KNeighborsClassifier model trained successfully using augmented data.


## Evaluate KNN Model

### Subtask:
Make predictions on the test set (`X_test`) using the trained `knn_clf` model. These predictions will be used to calculate the model's accuracy.

#### Instructions:
1. Use the `predict` method of the `knn_clf` model to get predictions for `X_test`.

**Reasoning**:
As outlined in the subtask, the next step is to use the trained `knn_clf` model to make predictions on the `X_test` dataset. This will generate the predicted labels which are necessary for evaluating the model's performance.



In [43]:
y_pred = knn_clf.predict(X_test)
print("Predictions on X_test generated successfully.")

Predictions on X_test generated successfully.


**Reasoning**:
The next step is to evaluate the model's performance by calculating its accuracy. I will use `sklearn.metrics.accuracy_score` to compare the predicted labels (`y_pred`) with the true labels (`y_test`).



In [44]:
from sklearn.metrics import accuracy_score

accuracy = accuracy_score(y_test, y_pred)
print(f"KNN Model Accuracy on the test set: {accuracy:.4f}")

KNN Model Accuracy on the test set: 0.9754


## Final Task

### Subtask:
Provide a summary of the KNN model's training and evaluation, including the measured accuracy on the test set.


## Summary:

### Q&A
The K-Nearest Neighbors Classifier model achieved an accuracy of 0.9754 on the test set.
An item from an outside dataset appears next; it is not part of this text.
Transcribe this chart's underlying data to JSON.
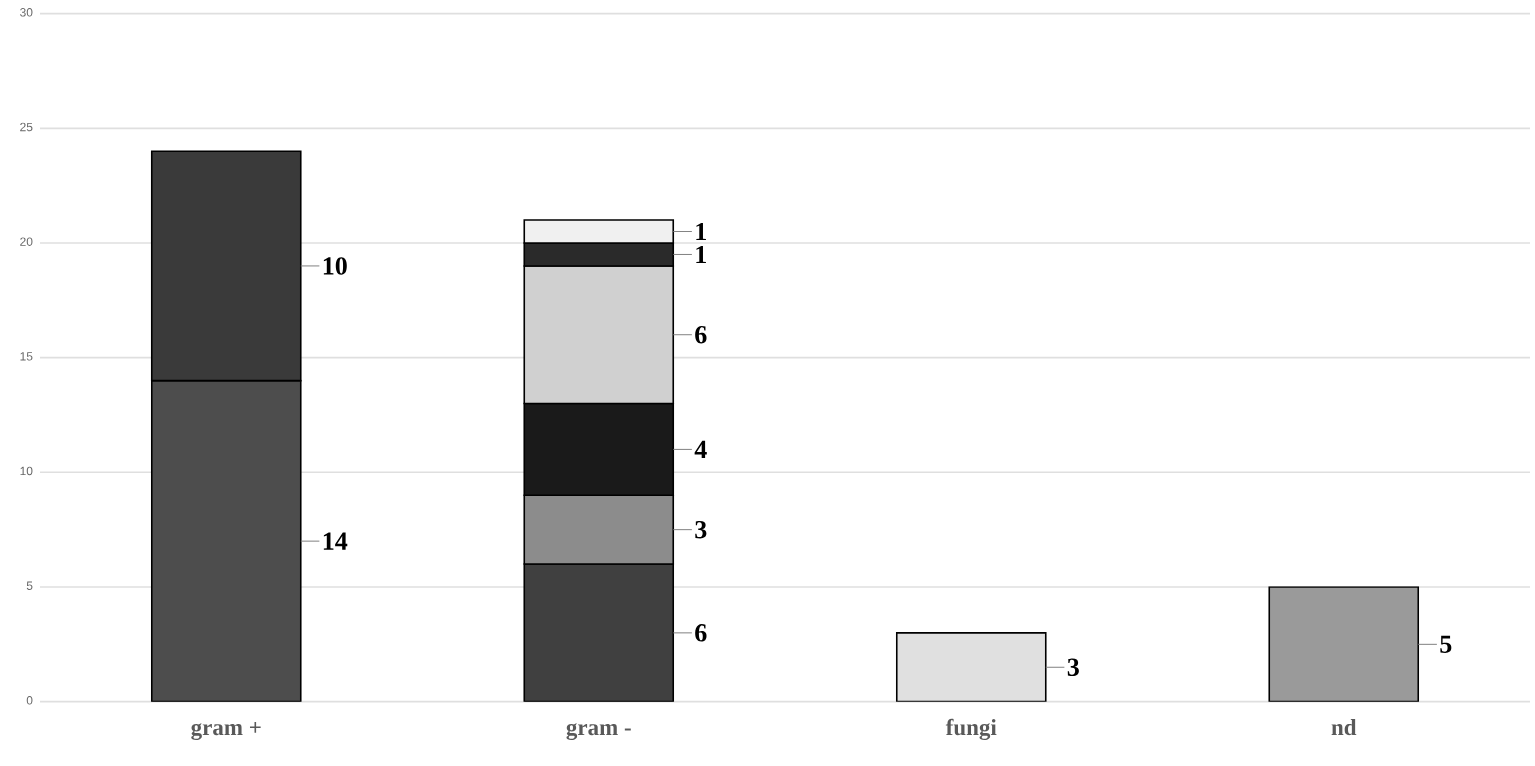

### Data Analysis Key Findings
*   A K-Nearest Neighbors Classifier model was successfully initialized and trained using augmented training data.
*   Predictions were generated on the test set using the trained model.
*   The model's accuracy on the test set was calculated to be 0.9754.

### Insights or Next Steps
*   The high accuracy of 0.9754 suggests that the KNN model, trained with augmented data, performs very well in classifying the test set.
*   Further analysis could involve exploring other performance metrics (e.g., precision, recall, F1-score) or cross-validation to ensure the model's robustness and generalizability.